A paper from Place et al in 1995, Use of artificial intelligence in analytical systems for the clinical laboratory states: ‘The incorporation of information-processing technology into analytical systems in the form of standard computing software has recently been advanced by the introduction of AI, both as expert systems and as neural networks.

‘AI is characterised by its ability to deal with incomplete and imprecise information and to accumulate knowledge. Expert systems, building on standard computing techniques, depend heavily on the domain experts and knowledge engineers that have programmed them to represent the real world. Neural networks are intended to emulate the pattern-recognition and parallel processing capabilities of the human brain, and are taught rather than programmed.
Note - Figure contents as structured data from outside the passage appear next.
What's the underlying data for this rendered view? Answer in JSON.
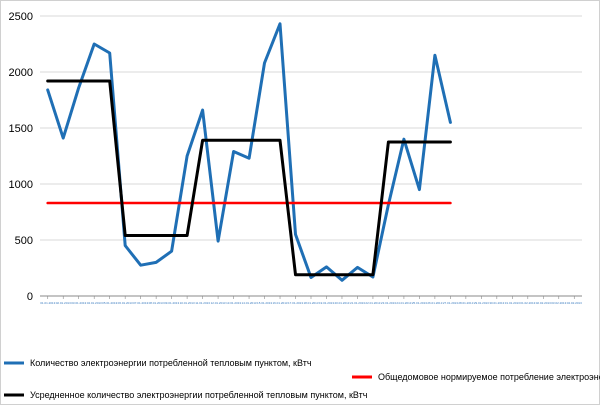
{
  "chart_data": {
    "type": "line",
    "title": "",
    "xlabel": "",
    "ylabel": "",
    "ylim": [
      0,
      2500
    ],
    "yticks": [
      0,
      500,
      1000,
      1500,
      2000,
      2500
    ],
    "grid": "horizontal",
    "legend_position": "bottom",
    "categories": [
      "1",
      "2",
      "3",
      "4",
      "5",
      "6",
      "7",
      "8",
      "9",
      "10",
      "11",
      "12",
      "13",
      "14",
      "15",
      "16",
      "17",
      "18",
      "19",
      "20",
      "21",
      "22",
      "23",
      "24",
      "25",
      "26",
      "27",
      "28",
      "29",
      "30",
      "31",
      "32",
      "33",
      "34",
      "35"
    ],
    "series": [
      {
        "name": "Количество электроэнергии потребленной тепловым пунктом, кВтч",
        "color": "#1f6fb5",
        "values": [
          1840,
          1410,
          1860,
          2250,
          2170,
          450,
          275,
          300,
          400,
          1250,
          1660,
          490,
          1290,
          1230,
          2080,
          2430,
          550,
          165,
          260,
          140,
          255,
          170,
          815,
          1400,
          950,
          2150,
          1550,
          null,
          null,
          null,
          null,
          null,
          null,
          null,
          null
        ]
      },
      {
        "name": "Общедомовое нормируемое потребление электроэнергии",
        "color": "#ff0000",
        "values": [
          830,
          830,
          830,
          830,
          830,
          830,
          830,
          830,
          830,
          830,
          830,
          830,
          830,
          830,
          830,
          830,
          830,
          830,
          830,
          830,
          830,
          830,
          830,
          830,
          830,
          830,
          830,
          null,
          null,
          null,
          null,
          null,
          null,
          null,
          null
        ]
      },
      {
        "name": "Усредненное количество электроэнергии потребленной тепловым пунктом, кВтч",
        "color": "#000000",
        "values": [
          1920,
          1920,
          1920,
          1920,
          1920,
          540,
          540,
          540,
          540,
          540,
          1390,
          1390,
          1390,
          1390,
          1390,
          1390,
          190,
          190,
          190,
          190,
          190,
          190,
          1375,
          1375,
          1375,
          1375,
          1375,
          null,
          null,
          null,
          null,
          null,
          null,
          null,
          null
        ]
      }
    ],
    "x_tick_labels": [
      "01.01.2013",
      "02.01.2013",
      "03.01.2013",
      "04.01.2013",
      "05.01.2013",
      "06.01.2013",
      "07.01.2013",
      "08.01.2013",
      "09.01.2013",
      "10.01.2013",
      "11.01.2013",
      "12.01.2013",
      "13.01.2013",
      "14.01.2013",
      "15.01.2013",
      "16.01.2013",
      "17.01.2013",
      "18.01.2013",
      "19.01.2013",
      "20.01.2013",
      "21.01.2013",
      "22.01.2013",
      "23.01.2013",
      "24.01.2013",
      "25.01.2013",
      "26.01.2013",
      "27.01.2013",
      "28.01.2013",
      "29.01.2013",
      "30.01.2013",
      "31.01.2013",
      "01.02.2013",
      "02.02.2013",
      "03.02.2013",
      "04.02.2013"
    ]
  }
}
The future may lie in a combination of the recognition ability of the neural network and the rationalisation capability of the expert system.’

New approaches to science

In the laboratory, improvements in instrumental systems, data management and data integrity and standardisation are opening up new possibilities for scientists and researchers to make use of AI and ML.

The Pistoia Alliance has a useful list of AI and DL papers, links and articles to further expand the knowledge base for scientists who want to adopt AI and ML into their workflows[15]. This can be used as a starting point for those who want to begin using AI, or for scientists who want guidance on the type of workflows that are already being seen in the laboratory today.

Examples can be found covering pharmaceutical research, medicine and healthcare, but the potential for AI goes beyond just these disciplines. Predictive analytics, for example, is one tool that the Pistoia Alliance is using to better understand laboratory instruments and how they might fail over time.

A paper from last June published in Nature from Almeida et al: Synthetic organic chemistry driven by artificial intelligence notes that ‘By examining the underlying concepts, we aim to demystify AI for bench chemists in order that they may embrace it as a tool, rather than fear it as a competitor, spur future research by pinpointing the gaps in knowledge, and delineate how chemical AI will run in the era of digital chemistry.

With the right data management strategies and careful consideration of metadata, how to best store data so that it can be used in future AI and ML workflows is essential to the pursuit of AI in the laboratory. Utilising technologies such as LIMS and ELN enables lab users to catalogue data, providing context and instrument parameters that can then be fed into AI or ML systems. Without the correct data or with mismatched data types, AI and ML will not be possible, or at the very least, could provide undue bias trying to compare data from disparate sources.